Enfin, mettez l'accent sur la continuité de l'effort. La majorité des études scientifiques a montré que la formation de nouveaux neurones à l'âge adulte est issue de programmes d'entraînement de type aérobie, reposant sur des efforts modérés, mais continus. Vous devez donc limiter les coupures supérieures à quelques minutes dans votre séance. Il est parfois difficile d'éviter les temps morts, surtout si vous pratiquez en groupe avec des partenaires moins consciencieux. Dans ce cas, une récupération active, à faible intensité – sautez sur place – est préférable à l'arrêt de l'effort.
Tout individu peut-il pratiquer une activité sportive, et donc renforcer sa santé mentale ? En sport et ailleurs, progresser passe par l'identification de ses points faibles – en d'autres termes, il faut bien se connaître pour s'améliorer. L'entraînement des facultés intellectuelles ne déroge pas à la règle : certains types d'entraînements ont plus d'impact sur certaines personnes que d'autres, car ils mettent l'accent sur des points particuliers qui sont à travailler pour certains individus mais pas pour d'autres.

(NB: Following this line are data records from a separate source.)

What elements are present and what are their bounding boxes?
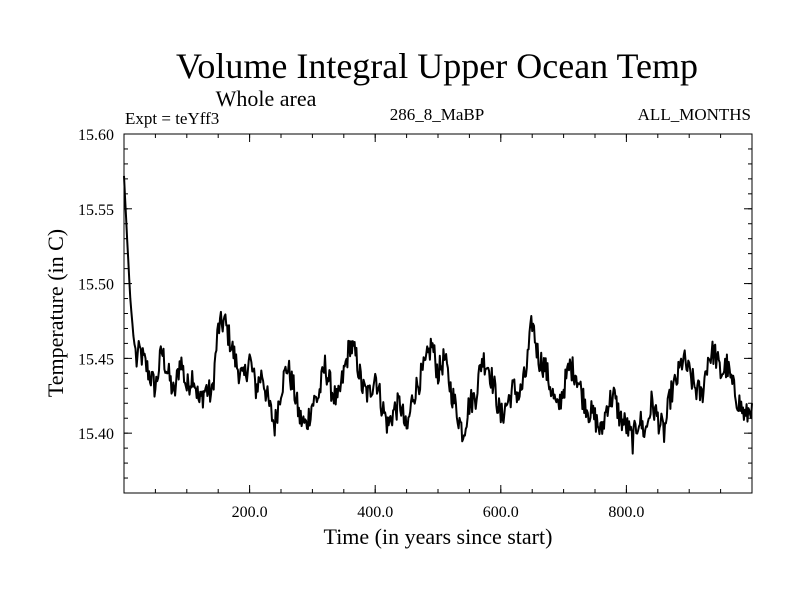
x-axis-label: Time (in years since start) <box>324 524 553 549</box>
chart-title: Volume Integral Upper Ocean Temp <box>176 46 698 86</box>
x-tick-label: 400.0 <box>357 504 393 521</box>
axis-ticks <box>124 133 752 494</box>
x-tick-label: 600.0 <box>483 504 519 521</box>
y-tick-label: 15.40 <box>78 426 114 443</box>
y-tick-label: 15.45 <box>78 351 114 368</box>
x-tick-labels: 200.0 400.0 600.0 800.0 <box>232 504 645 521</box>
temperature-series-line <box>123 175 753 455</box>
experiment-label: Expt = teYff3 <box>125 109 219 128</box>
run-label: 286_8_MaBP <box>390 105 484 124</box>
y-tick-labels: 15.40 15.45 15.50 15.55 15.60 <box>78 127 114 443</box>
y-tick-label: 15.60 <box>78 127 114 144</box>
x-tick-label: 800.0 <box>608 504 644 521</box>
y-axis-label: Temperature (in C) <box>43 229 68 397</box>
y-tick-label: 15.50 <box>78 277 114 294</box>
x-tick-label: 200.0 <box>232 504 268 521</box>
plot-frame <box>123 133 753 494</box>
chart-subtitle: Whole area <box>216 86 317 111</box>
y-tick-label: 15.55 <box>78 202 114 219</box>
period-label: ALL_MONTHS <box>638 105 751 124</box>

Des différences interindividuelles
C'est bien là toute la difficulté de ce champ de recherche : définir les points fondamentaux à l'amélioration des performances cognitives, en tenant compte des différences interindividuelles. Pour revenir aux exercices d'entraînement cérébral, il faut préciser que l'ordinateur peut être un complément intéressant dans certains cas. Par exemple pour des patients atteints de troubles de l'attention, des personnes âgées ou des individus diminués physiquement. Quand certaines aptitudes cognitives sont déficientes ou que les stimulations quotidiennes sont pauvres, un entraînement informatisé se révèle utile. En revanche, pour toute personne qui en est capable, le sport reste une activité naturelle, saine pour l'esprit et le corps. En novembre 2009 à Marseille, le président de la République déclarait que « le sport est un élément capital de la santé ». Précisons : « de la santé physique et mentale ».